Mamadi s'enfuit, poursuivi par les Soninkés. Sa fatigue était si grande que ses pieds se fendaient en deux. Le fleuve Niger lui barra bientôt la route. Les Soninkés hésitèrent : allaient-ils punir de mort l'un de leurs frères, incontestablement coupable mais par amour ? Un à un, sans se consulter, ils abaissèrent leurs armes et se dispersèrent aux quatre coins de l'horizon. Ils savaient que leur Wagadou ne survivrait pas à la malédiction du serpent noir. Nous avions perdu notre protecteur, Marguerite. Nous serions deux fois submergés. Par des armées maures, jalouses de notre richesse. Et par les sables du Sahara, cette lente marée sèche qui s'avance année après année vers le Sud et ronge toujours plus l'Afrique.
Depuis, la seule place sur terre du royaume soninké est dans notre mémoire, une mémoire qui s'éloigne à mesure que meurent les plus vieux des vieux, et se dissout dans des lointains que nul ne pourra plus jamais atteindre.
Tandis qu'au souvenir du glorieux paradis soninké Wagadou s'embuaient les yeux de sa cliente, MeBenoît, que Dieu l'ait en Sa sainte garde, ne consulta pas une seule fois John Poole. Il se contenta, grand seigneur, de tendre un morceau de papier Kleenex accompagné d'un sourire enjôleur. Ceux de leurs épouses exceptés, les hommes chérissent le chagrin des femmes. À ce spectacle, généralement leur regard brille. Ils s'imaginent volontiers remonter en pirogue ce si charmant cours d'eau salé jusqu'à sa source, un cœur qui, bientôt (ces pagayeurs-là ne manquent pas de fatuité), ne battra plus que pour eux.
— Belle histoire, madame Bâ, sincèrement. Cette légende mérite d'être connue. Bon. Maintenant que nous avons réglé le dossier « pays », nous pouvons passer à la ligne suivante, question n° 8, situation de famille ?

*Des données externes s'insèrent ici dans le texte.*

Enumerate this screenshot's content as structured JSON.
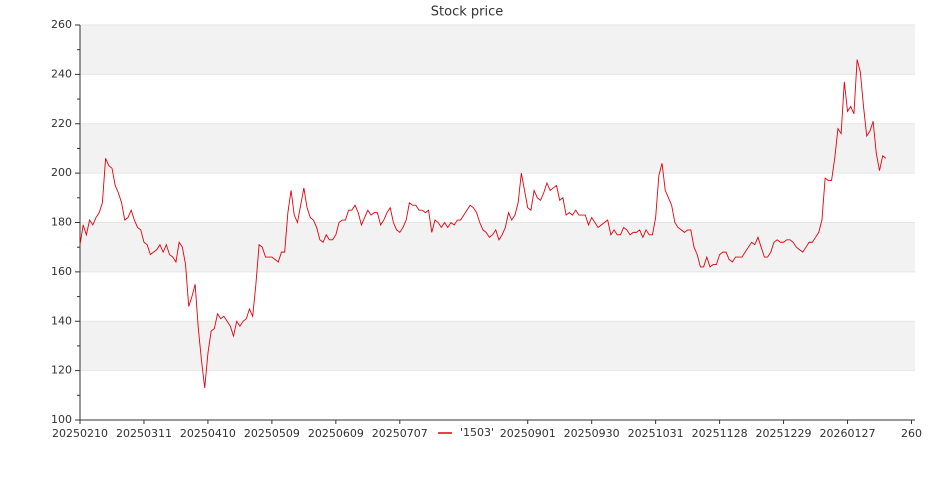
{
  "chart_data": {
    "type": "line",
    "title": "Stock price",
    "categories": [
      "20250210",
      null,
      null,
      null,
      null,
      null,
      null,
      null,
      null,
      null,
      null,
      null,
      null,
      null,
      null,
      null,
      null,
      null,
      null,
      null,
      "20250311",
      null,
      null,
      null,
      null,
      null,
      null,
      null,
      null,
      null,
      null,
      null,
      null,
      null,
      null,
      null,
      null,
      null,
      null,
      null,
      "20250410",
      null,
      null,
      null,
      null,
      null,
      null,
      null,
      null,
      null,
      null,
      null,
      null,
      null,
      null,
      null,
      null,
      null,
      null,
      null,
      "20250509",
      null,
      null,
      null,
      null,
      null,
      null,
      null,
      null,
      null,
      null,
      null,
      null,
      null,
      null,
      null,
      null,
      null,
      null,
      null,
      "20250609",
      null,
      null,
      null,
      null,
      null,
      null,
      null,
      null,
      null,
      null,
      null,
      null,
      null,
      null,
      null,
      null,
      null,
      null,
      null,
      "20250707",
      null,
      null,
      null,
      null,
      null,
      null,
      null,
      null,
      null,
      null,
      null,
      null,
      null,
      null,
      null,
      null,
      null,
      null,
      null,
      null,
      null,
      null,
      null,
      null,
      null,
      null,
      null,
      null,
      null,
      null,
      null,
      null,
      null,
      null,
      null,
      null,
      null,
      null,
      null,
      "20250901",
      null,
      null,
      null,
      null,
      null,
      null,
      null,
      null,
      null,
      null,
      null,
      null,
      null,
      null,
      null,
      null,
      null,
      null,
      null,
      "20250930",
      null,
      null,
      null,
      null,
      null,
      null,
      null,
      null,
      null,
      null,
      null,
      null,
      null,
      null,
      null,
      null,
      null,
      null,
      null,
      "20251031",
      null,
      null,
      null,
      null,
      null,
      null,
      null,
      null,
      null,
      null,
      null,
      null,
      null,
      null,
      null,
      null,
      null,
      null,
      null,
      "20251128",
      null,
      null,
      null,
      null,
      null,
      null,
      null,
      null,
      null,
      null,
      null,
      null,
      null,
      null,
      null,
      null,
      null,
      null,
      null,
      "20251229",
      null,
      null,
      null,
      null,
      null,
      null,
      null,
      null,
      null,
      null,
      null,
      null,
      null,
      null,
      null,
      null,
      null,
      null,
      null,
      "20260127",
      null,
      null,
      null,
      null,
      null,
      null,
      null,
      null,
      null,
      null,
      null,
      null,
      null,
      null,
      null,
      null,
      null,
      null,
      null,
      "260"
    ],
    "series": [
      {
        "name": "'1503'",
        "color": "#e8000b",
        "values": [
          171,
          179,
          175,
          181,
          179,
          182,
          184,
          188,
          206,
          203,
          202,
          195,
          192,
          188,
          181,
          182,
          185,
          181,
          178,
          177,
          172,
          171,
          167,
          168,
          169,
          171,
          168,
          171,
          167,
          166,
          164,
          172,
          170,
          163,
          146,
          150,
          155,
          137,
          124,
          113,
          127,
          136,
          137,
          143,
          141,
          142,
          140,
          138,
          134,
          140,
          138,
          140,
          141,
          145,
          142,
          155,
          171,
          170,
          166,
          166,
          166,
          165,
          164,
          168,
          168,
          184,
          193,
          183,
          180,
          187,
          194,
          186,
          182,
          181,
          178,
          173,
          172,
          175,
          173,
          173,
          175,
          180,
          181,
          181,
          185,
          185,
          187,
          184,
          179,
          182,
          185,
          183,
          184,
          184,
          179,
          181,
          184,
          186,
          180,
          177,
          176,
          178,
          181,
          188,
          187,
          187,
          185,
          185,
          184,
          185,
          176,
          181,
          180,
          178,
          180,
          178,
          180,
          179,
          181,
          181,
          183,
          185,
          187,
          186,
          184,
          180,
          177,
          176,
          174,
          175,
          177,
          173,
          175,
          178,
          184,
          181,
          183,
          188,
          200,
          193,
          186,
          185,
          193,
          190,
          189,
          192,
          196,
          193,
          194,
          195,
          189,
          190,
          183,
          184,
          183,
          185,
          183,
          183,
          183,
          179,
          182,
          180,
          178,
          179,
          180,
          181,
          175,
          177,
          175,
          175,
          178,
          177,
          175,
          176,
          176,
          177,
          174,
          177,
          175,
          175,
          182,
          199,
          204,
          193,
          190,
          187,
          180,
          178,
          177,
          176,
          177,
          177,
          170,
          167,
          162,
          162,
          166,
          162,
          163,
          163,
          167,
          168,
          168,
          165,
          164,
          166,
          166,
          166,
          168,
          170,
          172,
          171,
          174,
          170,
          166,
          166,
          168,
          172,
          173,
          172,
          172,
          173,
          173,
          172,
          170,
          169,
          168,
          170,
          172,
          172,
          174,
          176,
          181,
          198,
          197,
          197,
          206,
          218,
          216,
          237,
          225,
          227,
          224,
          246,
          241,
          227,
          215,
          217,
          221,
          208,
          201,
          207,
          206,
          null,
          null,
          null,
          null,
          null,
          null,
          null,
          null
        ]
      }
    ],
    "ylim": [
      100,
      260
    ],
    "yticks": [
      100,
      120,
      140,
      160,
      180,
      200,
      220,
      240,
      260
    ],
    "grid": true,
    "legend": "bottom"
  }
}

Je ne réponds pas. Accablé par tant de bêtise, mon corps aussi se tait : ni haussement d'épaules ni index pointé sur la tempe, rien. S'il veut un jour « régler mon dossier pays », cet avocat, décidément, doit apprendre la vie. Le mieux est donc de continuer sans tenir le moindre compte de son impatience. Si je lui annonce dès maintenant que le « dossier pays » comporte encore quatre sous-chemises, comme on dit dans l'administration (« Fleuve », « Forge », « Forêt » et « Boussole »), il va me faire une crise cardiaque et me mourir dans les bras, là, sous le climatiseur.